Nevertheless, several questions remain to be addressed. The tissue origin of mesothelial cells is critical: the mesothelium of the peritoneum, pleura, and pericardium exhibits organ-specific differences in transcriptional profiles and responsiveness, which affect cellular behavior in culture. Moreover, although mesothelial cells were previously considered a homogeneous epithelial layer, recent data—including single-cell transcriptomics—reveal pronounced cellular heterogeneity [14]. Currently, there is no complete map of subpopulations or knowledge of which subpopulations truly contribute to fibrosis, regeneration, or tumor support. If subpopulations perform distinct functions, therapeutic interventions will need to be precisely targeted. Advancing this field will require determining which tissue-resident subpopulations are maintained in culture, which are lost, and whether specific markers exist for selective isolation of these subpopulations.
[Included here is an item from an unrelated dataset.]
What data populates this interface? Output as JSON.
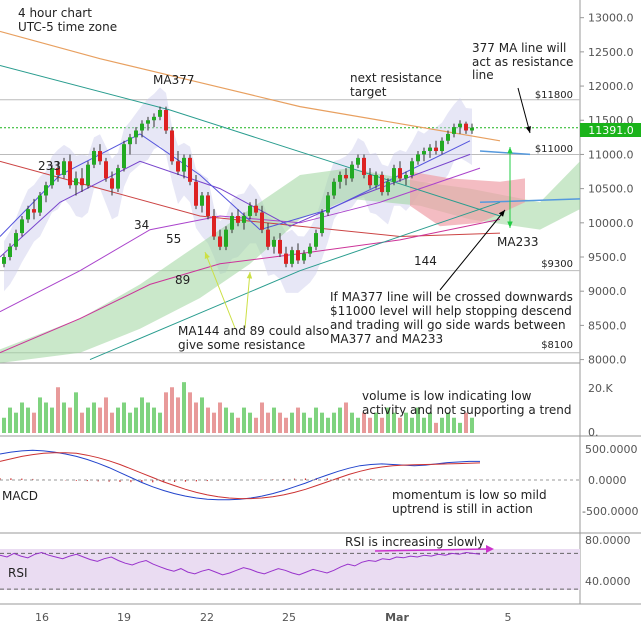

Future studies could use flow cytometry with markers such as MSLN, PDPN, and CD44 to characterize the distribution of mesothelial cell subpopulations in different passages, which would provide a deeper understanding of the heterogeneity and stability of the cultures obtained.

5. Conclusions

In conclusion, the optimized protocol combining collagen IV coating, conditioned medium, and transient ROCK inhibitor (Y-27632) treatment enables efficient isolation and long-term maintenance of primary human pleural mesothelial cells with a stable epithelial-like phenotype. This approach improves cell survival, reduces stress-induced mesothelial-to-mesenchymal transition, and minimizes fibroblast contamination. The cultures represent a reliable and physiologically relevant model for investigating mesothelial biology, molecular mechanisms of serosal diseases, and testing potential therapeutic strategies aimed at modulating mesothelial plasticity and fibrosis.